Marenzi continues: “As a global player, we must also transition into being a local and regional force. We’ve got concepts and scripts that we’ll be taking out to potential partners in key territories.”
Another reason the Americans are doing “all this” is because U.S. series — even the top-tier ones — are losing ratings ground vs. major broadcasters abroad. They’re no longer programmed in primetime, and hence are destined long-term not to command huge dollars from those foreign station buyers.
Since local shows and local production is the name of the game these days in Europe, the Americans have decided to get in on the act.
Italy’s Riccardo Tozzi, the head of production for Silvio Berlusconi’s Mediaset TV operations, describes the shift best: “This is the first year both Europeans and Americans are going to Mip fully aware that the situation has changed.”
“The Europeans are looking foremost for Euro product or for production alliances, and the Americans are being forced to sit up and take notice,” Tozzi adds.
RAI on a roll
Consider the TV scene in Italy: Local production investment has risen to more than $110 million annually at pubcaster RAI — an estimated 80% hike on previous years. And Tozzi’s Mediaset will this year spend $126 million, a major turnaround from a few years back.
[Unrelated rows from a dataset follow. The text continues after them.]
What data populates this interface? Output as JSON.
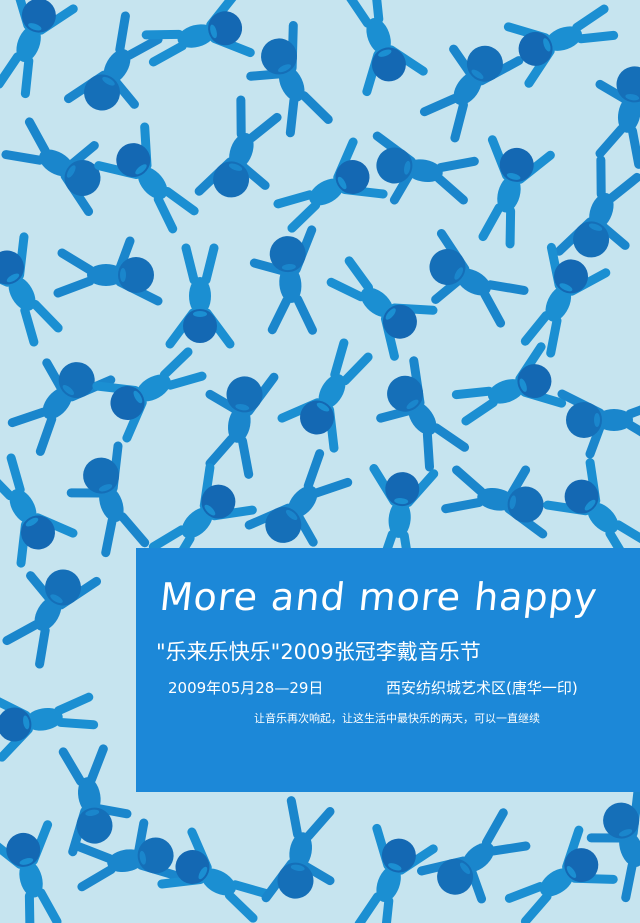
{
  "background": {
    "pattern": "repeating-blue-dancing-figures",
    "colors": {
      "background": "#c6e4ef",
      "figure_light": "#1b8fd2",
      "figure_dark": "#1468b3",
      "panel": "#1c88d8",
      "text": "#ffffff"
    }
  },
  "panel": {
    "headline": "More and more happy",
    "festival_title": "\"乐来乐快乐\"2009张冠李戴音乐节",
    "date": "2009年05月28—29日",
    "venue": "西安纺织城艺术区(唐华一印)",
    "slogan": "让音乐再次响起，让这生活中最快乐的两天，可以一直继续"
  }
}
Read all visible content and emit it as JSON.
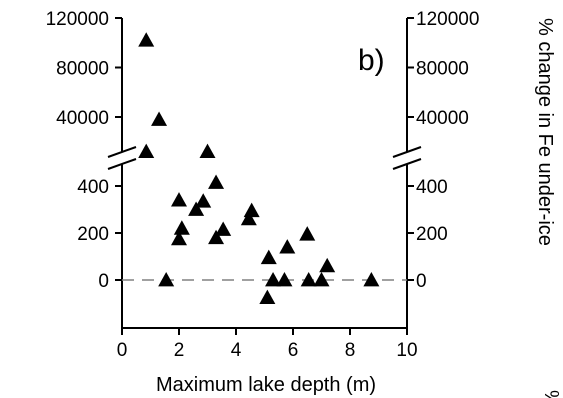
{
  "chart_data": {
    "type": "scatter",
    "panel_label": "b)",
    "xlabel": "Maximum lake depth (m)",
    "ylabel_right": "% change in Fe under-ice",
    "partial_text_bottom_right": "%",
    "xlim": [
      0,
      10
    ],
    "x_ticks": [
      "0",
      "2",
      "4",
      "6",
      "8",
      "10"
    ],
    "y_axis_break": true,
    "ylim_lower": [
      -100,
      500
    ],
    "ylim_upper": [
      10000,
      120000
    ],
    "y_ticks_lower": [
      "0",
      "200",
      "400"
    ],
    "y_ticks_upper": [
      "40000",
      "80000",
      "120000"
    ],
    "y_ticks_right_lower": [
      "0",
      "200",
      "400"
    ],
    "y_ticks_right_upper": [
      "40000",
      "80000",
      "120000"
    ],
    "reference_line": {
      "y": 0,
      "style": "dashed",
      "color": "#808080"
    },
    "marker": {
      "shape": "triangle",
      "color": "#000000"
    },
    "points": [
      {
        "x": 0.85,
        "y": 102000
      },
      {
        "x": 1.3,
        "y": 38000
      },
      {
        "x": 0.85,
        "y": 12000
      },
      {
        "x": 3.0,
        "y": 12000
      },
      {
        "x": 1.55,
        "y": 0
      },
      {
        "x": 2.0,
        "y": 340
      },
      {
        "x": 2.1,
        "y": 220
      },
      {
        "x": 2.0,
        "y": 175
      },
      {
        "x": 2.6,
        "y": 300
      },
      {
        "x": 2.85,
        "y": 335
      },
      {
        "x": 3.3,
        "y": 415
      },
      {
        "x": 3.3,
        "y": 180
      },
      {
        "x": 3.55,
        "y": 215
      },
      {
        "x": 4.45,
        "y": 260
      },
      {
        "x": 4.55,
        "y": 295
      },
      {
        "x": 5.15,
        "y": 95
      },
      {
        "x": 5.1,
        "y": -75
      },
      {
        "x": 5.3,
        "y": 0
      },
      {
        "x": 5.7,
        "y": 0
      },
      {
        "x": 5.8,
        "y": 140
      },
      {
        "x": 6.5,
        "y": 195
      },
      {
        "x": 6.55,
        "y": 0
      },
      {
        "x": 7.0,
        "y": 0
      },
      {
        "x": 7.2,
        "y": 60
      },
      {
        "x": 8.75,
        "y": 0
      }
    ]
  }
}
A similar shift toward local production is taking place or is well under way in all the key European territories.
Aside from this new co-production push, American suppliers will once again play the lead role in the more traditional program sales and channel development arenas at Mip.
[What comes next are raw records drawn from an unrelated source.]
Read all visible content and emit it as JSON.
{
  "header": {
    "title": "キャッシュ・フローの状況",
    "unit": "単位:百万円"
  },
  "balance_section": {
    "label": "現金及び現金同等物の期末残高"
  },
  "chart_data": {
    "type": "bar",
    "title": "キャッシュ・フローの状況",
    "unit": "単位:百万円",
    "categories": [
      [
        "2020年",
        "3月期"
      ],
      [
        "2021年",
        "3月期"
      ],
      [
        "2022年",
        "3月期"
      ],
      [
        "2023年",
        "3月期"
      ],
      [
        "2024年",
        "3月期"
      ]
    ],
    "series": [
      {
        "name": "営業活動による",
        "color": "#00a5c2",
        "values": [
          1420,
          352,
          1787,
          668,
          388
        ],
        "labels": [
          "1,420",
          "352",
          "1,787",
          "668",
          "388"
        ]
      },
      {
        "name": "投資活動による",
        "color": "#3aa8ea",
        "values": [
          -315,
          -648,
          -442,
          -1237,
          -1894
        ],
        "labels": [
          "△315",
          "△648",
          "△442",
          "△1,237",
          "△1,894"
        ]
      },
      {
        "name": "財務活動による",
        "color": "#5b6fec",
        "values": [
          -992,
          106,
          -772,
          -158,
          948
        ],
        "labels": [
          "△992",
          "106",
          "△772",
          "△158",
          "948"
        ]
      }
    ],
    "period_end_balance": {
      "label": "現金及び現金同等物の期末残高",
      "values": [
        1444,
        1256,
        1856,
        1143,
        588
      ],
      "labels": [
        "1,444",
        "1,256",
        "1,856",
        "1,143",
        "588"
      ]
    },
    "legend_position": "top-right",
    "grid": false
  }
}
Latest stats indicate that U.S. companies account for some 20% of total stand-takers at the six-day Riviera rendezvous.
Overall, more than 1,078 companies will display their product for the 3,000 acquisition execs who are tipped to attend, up 10% over last year’s record attendance.
$3.5 bil rev stream
Sales of American movies and TV shows to foreign TV outlets, both free-to-air and, increasingly, pay, are now lining the pockets of U.S. suppliers with some $3.5 billion a year.
Single top-tier items are still commanding stunning sums; B product is getting modest-to-decent prices on start-up services; the dross is being passed over altogether.
Blockbusters like Universal’s “Jurassic Park: The Lost World” and Fox’s “Titanic” could chalk up as much as $100 million each in revenues from sales to foreign broadcasters.
And the bargaining for such hot-ticket items is starting earlier than ever before.
Twentieth Century Fox Intl. exec VP Marion Edwards says she’s already fielding offers for “Titanic” — even though the Oscar-winning pic isn’t available to air on free TV abroad for several years.
Similarly, sources hazard that hit TV series like Warners’ “ER” and Fox’s “The X-Files” may be close to raking in an impressive $1 million an episode in revs from foreign.
And because of outlets popping up all over the map, TV movies and miniseries as well as animation are also enjoying buoyant demand, with top made-fors trawling $2.5 million from foreign, once all windows have been exploited.
And an impressive 175 producer/distribbers, many of them American, are showing up in Cannes early to screen factual fare in the first-ever MipDoc (April 1-2).
Veterans of the international biz point to the considerable investments made by U.S. companies in foreign media entities — some $5 billion over the last five years, one source calculated — as a stunning indication of the faith that American players have in growth prospects for media abroad.
Most indicative of the newfound collaborative spirit between U.S. and European players is perhaps the recent $650 million fact pact between the Discovery Channel and Britain’s BBC. The two partners will both co-produce product and launch channels in a number of different territories.
As for particularly hot territories at this week’s Mip, Warners Bros. Intl. TV president Jeffrey Schlesinger ticks off Eastern Europe, Russia and South Africa as regions currently in growth mode.
The latter, he points out, perhaps the last largely English-speaking market without commercial television, is on the verge of granting its first private license.